CAMP 9 SIAARTI: il Congresso nazionale di Anestesia e Medicina Perioperatoria arriva a Firenze

Published on April 8, 2025

COMUNICATO STAMPA – SAVE THE DATE

 

CAMP 9 SIAARTI: il Congresso nazionale di Anestesia e Medicina Perioperatoria arriva a Firenze

 

Organizzato dalla Società italiana di anestesia, analgesia, rianimazione e terapia intensiva vede già la presenza di oltre 700 partecipanti. Il futuro dell’anestesia è già cominciato.

 

Firenze, 9 aprile 2025 - Dal 17 al 18 aprile 2025, Firenze accoglierà presso il Palazzo degli Affari uno degli appuntamenti più attesi per la comunità scientifica anestesiologica italiana: il CAMP 9 – Congresso di Anestesia e Medicina Perioperatoria, promosso dalla Società Italiana di Anestesia, Analgesia, Rianimazione e Terapia Intensiva (SIAARTI). Con oltre 600 iscritti e una faculty autorevole composta da professionisti provenienti da tutta Italia, il CAMP 9 si conferma il congresso nazionale di Area culturale SIAARTI con il più alto numero di partecipanti degli ultimi anni.
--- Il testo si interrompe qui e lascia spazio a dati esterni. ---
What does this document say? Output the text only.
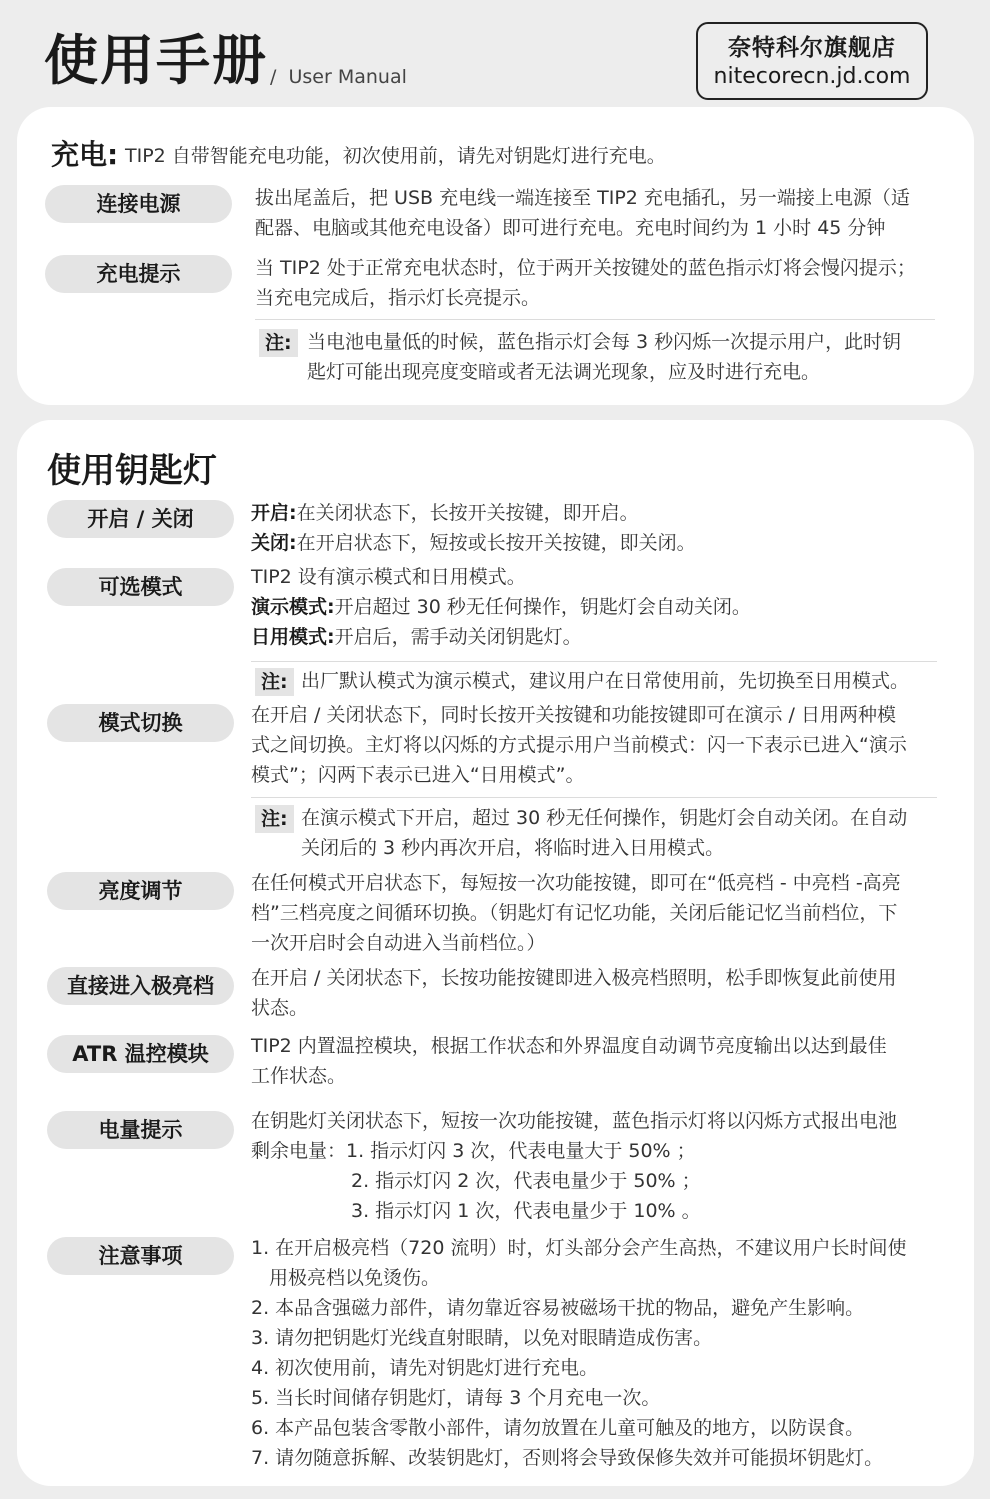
使用手册 / User Manual
奈特科尔旗舰店
nitecorecn.jd.com
充电: TIP2 自带智能充电功能，初次使用前，请先对钥匙灯进行充电。
连接电源	拔出尾盖后，把 USB 充电线一端连接至 TIP2 充电插孔，另一端接上电源（适
配器、电脑或其他充电设备）即可进行充电。充电时间约为 1 小时 45 分钟
充电提示	当 TIP2 处于正常充电状态时，位于两开关按键处的蓝色指示灯将会慢闪提示；
当充电完成后，指示灯长亮提示。
注: 当电池电量低的时候，蓝色指示灯会每 3 秒闪烁一次提示用户，此时钥
匙灯可能出现亮度变暗或者无法调光现象，应及时进行充电。
使用钥匙灯
开启 / 关闭	开启:在关闭状态下，长按开关按键，即开启。
关闭:在开启状态下，短按或长按开关按键，即关闭。
可选模式	TIP2 设有演示模式和日用模式。
演示模式:开启超过 30 秒无任何操作，钥匙灯会自动关闭。
日用模式:开启后，需手动关闭钥匙灯。
注: 出厂默认模式为演示模式，建议用户在日常使用前，先切换至日用模式。
模式切换	在开启 / 关闭状态下，同时长按开关按键和功能按键即可在演示 / 日用两种模
式之间切换。主灯将以闪烁的方式提示用户当前模式：闪一下表示已进入“演示
模式”；闪两下表示已进入“日用模式”。
注: 在演示模式下开启，超过 30 秒无任何操作，钥匙灯会自动关闭。在自动
关闭后的 3 秒内再次开启，将临时进入日用模式。
亮度调节	在任何模式开启状态下，每短按一次功能按键，即可在“低亮档 - 中亮档 -高亮
档”三档亮度之间循环切换。（钥匙灯有记忆功能，关闭后能记忆当前档位，下
一次开启时会自动进入当前档位。）
直接进入极亮档	在开启 / 关闭状态下，长按功能按键即进入极亮档照明，松手即恢复此前使用
状态。
ATR 温控模块	TIP2 内置温控模块，根据工作状态和外界温度自动调节亮度输出以达到最佳
工作状态。
电量提示	在钥匙灯关闭状态下，短按一次功能按键，蓝色指示灯将以闪烁方式报出电池
剩余电量：1. 指示灯闪 3 次，代表电量大于 50% ；
2. 指示灯闪 2 次，代表电量少于 50% ；
3. 指示灯闪 1 次，代表电量少于 10% 。
注意事项	1. 在开启极亮档（720 流明）时，灯头部分会产生高热，不建议用户长时间使
用极亮档以免烫伤。
2. 本品含强磁力部件，请勿靠近容易被磁场干扰的物品，避免产生影响。
3. 请勿把钥匙灯光线直射眼睛，以免对眼睛造成伤害。
4. 初次使用前，请先对钥匙灯进行充电。
5. 当长时间储存钥匙灯，请每 3 个月充电一次。
6. 本产品包装含零散小部件，请勿放置在儿童可触及的地方，以防误食。
7. 请勿随意拆解、改装钥匙灯，否则将会导致保修失效并可能损坏钥匙灯。
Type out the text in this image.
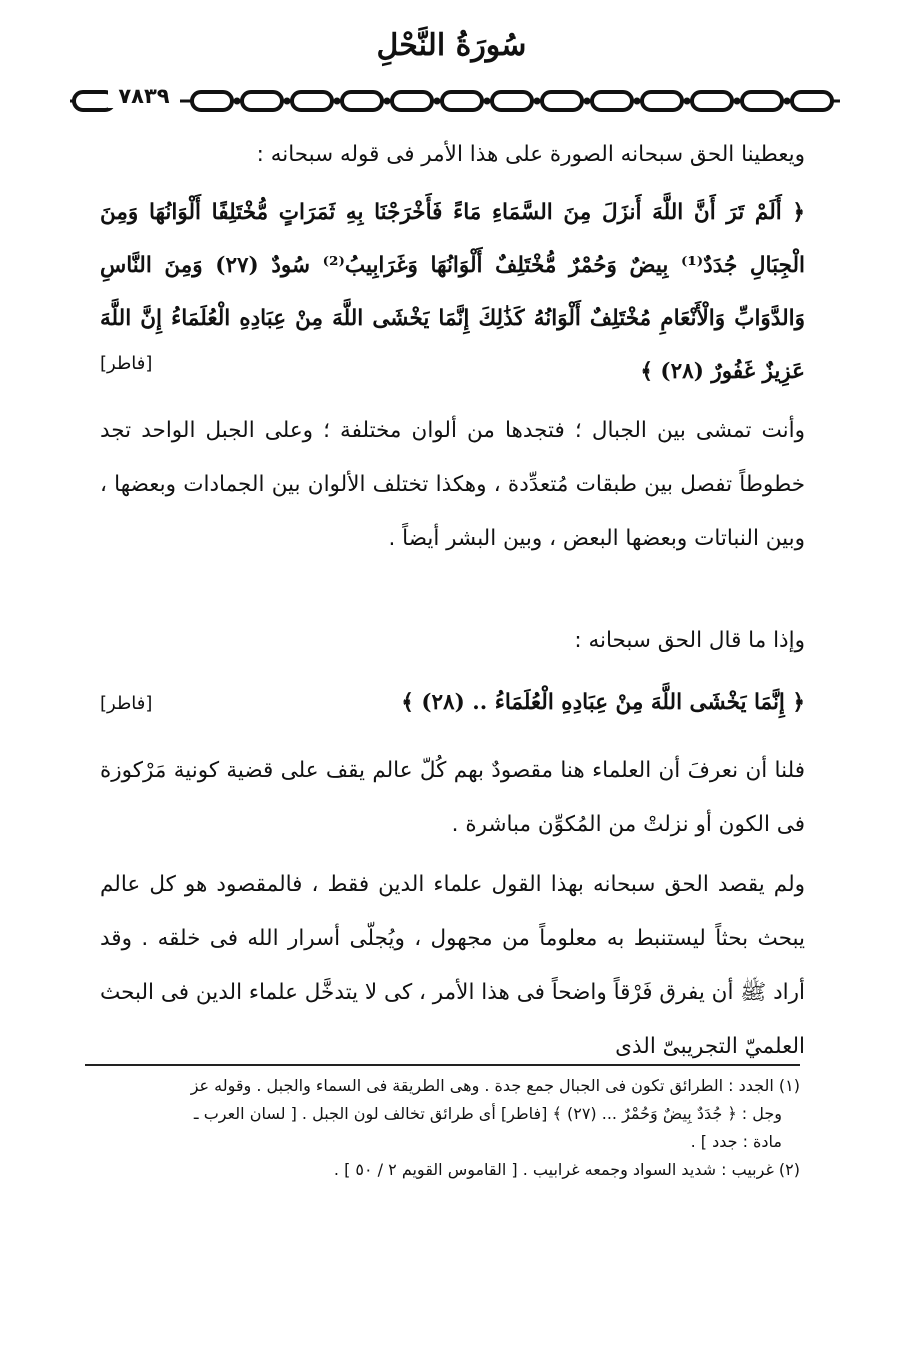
سُورَةُ النَّحْلِ
٧٨٣٩
ويعطينا الحق سبحانه الصورة على هذا الأمر فى قوله سبحانه :
﴿ أَلَمْ تَرَ أَنَّ اللَّهَ أَنزَلَ مِنَ السَّمَاءِ مَاءً فَأَخْرَجْنَا بِهِ ثَمَرَاتٍ مُّخْتَلِفًا أَلْوَانُهَا وَمِنَ الْجِبَالِ جُدَدٌ⁽¹⁾ بِيضٌ وَحُمْرٌ مُّخْتَلِفٌ أَلْوَانُهَا وَغَرَابِيبُ⁽²⁾ سُودٌ (٢٧) وَمِنَ النَّاسِ وَالدَّوَابِّ وَالْأَنْعَامِ مُخْتَلِفٌ أَلْوَانُهُ كَذَٰلِكَ إِنَّمَا يَخْشَى اللَّهَ مِنْ عِبَادِهِ الْعُلَمَاءُ إِنَّ اللَّهَ عَزِيزٌ غَفُورٌ (٢٨) ﴾
[فاطر]
وأنت تمشى بين الجبال ؛ فتجدها من ألوان مختلفة ؛ وعلى الجبل الواحد تجد خطوطاً تفصل بين طبقات مُتعدِّدة ، وهكذا تختلف الألوان بين الجمادات وبعضها ، وبين النباتات وبعضها البعض ، وبين البشر أيضاً .
وإذا ما قال الحق سبحانه :
﴿ إِنَّمَا يَخْشَى اللَّهَ مِنْ عِبَادِهِ الْعُلَمَاءُ .. (٢٨) ﴾
[فاطر]
فلنا أن نعرفَ أن العلماء هنا مقصودٌ بهم كُلّ عالم يقف على قضية كونية مَرْكوزة فى الكون أو نزلتْ من المُكوِّن مباشرة .
ولم يقصد الحق سبحانه بهذا القول علماء الدين فقط ، فالمقصود هو كل عالم يبحث بحثاً ليستنبط به معلوماً من مجهول ، ويُجلّى أسرار الله فى خلقه . وقد أراد ﷺ أن يفرق فَرْقاً واضحاً فى هذا الأمر ، كى لا يتدخَّل علماء الدين فى البحث العلميّ التجريبىّ الذى
(١) الجدد : الطرائق تكون فى الجبال جمع جدة . وهى الطريقة فى السماء والجبل . وقوله عز
وجل : ﴿ جُدَدٌ بِيضٌ وَحُمْرٌ ... (٢٧) ﴾ [فاطر] أى طرائق تخالف لون الجبل . [ لسان العرب ـ
مادة : جدد ] .
(٢) غربيب : شديد السواد وجمعه غرابيب . [ القاموس القويم ٢ / ٥٠ ] .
L’edizione 2025 sarà dedicata a un tema quanto mai centrale: “Verso il futuro dell’anestesia”. Un titolo che è anche una dichiarazione di intenti, un invito alla comunità scientifica a interrogarsi sul presente e sulle traiettorie della disciplina, tra sfide cliniche, innovazione tecnologica, sostenibilità ambientale e trasformazioni organizzative. Come afferma la Presidente SIAARTI, professoressa Elena Bignami, “il programma che presenteremo a Firenze è stato costruito per stimolare il confronto tra clinici e ricercatori su tutti i fronti della medicina perioperatoria contemporanea: l’intelligenza artificiale, la chirurgia robotica, la green anesthesia, la gestione del dolore, l’uso consapevole degli antibiotici, la telemedicina. Abbiamo bisogno di riflettere insieme su come l’anestesista del futuro potrà agire in modo sempre più sicuro, efficace e sostenibile per il paziente e per il sistema sanitario”.

Il programma scientifico, articolato in due giornate fitte di interventi, sessioni pratiche e tavole rotonde, proporrà una visione integrata dell’anestesia moderna, in dialogo con la medicina predittiva, partecipativa e personalizzata. “La medicina perioperatoria è oggi un’area cruciale per lo sviluppo di modelli assistenziali innovativi”, sottolinea il professor Edoardo De Robertis, Responsabile dell’Area culturale Anestesia e Medicina Perioperatoria di SIAARTI. “È qui che si gioca il futuro della nostra professione. E il CAMP 9 vuole essere un luogo di incontro e di crescita per tutti coloro che ne sono protagonisti”.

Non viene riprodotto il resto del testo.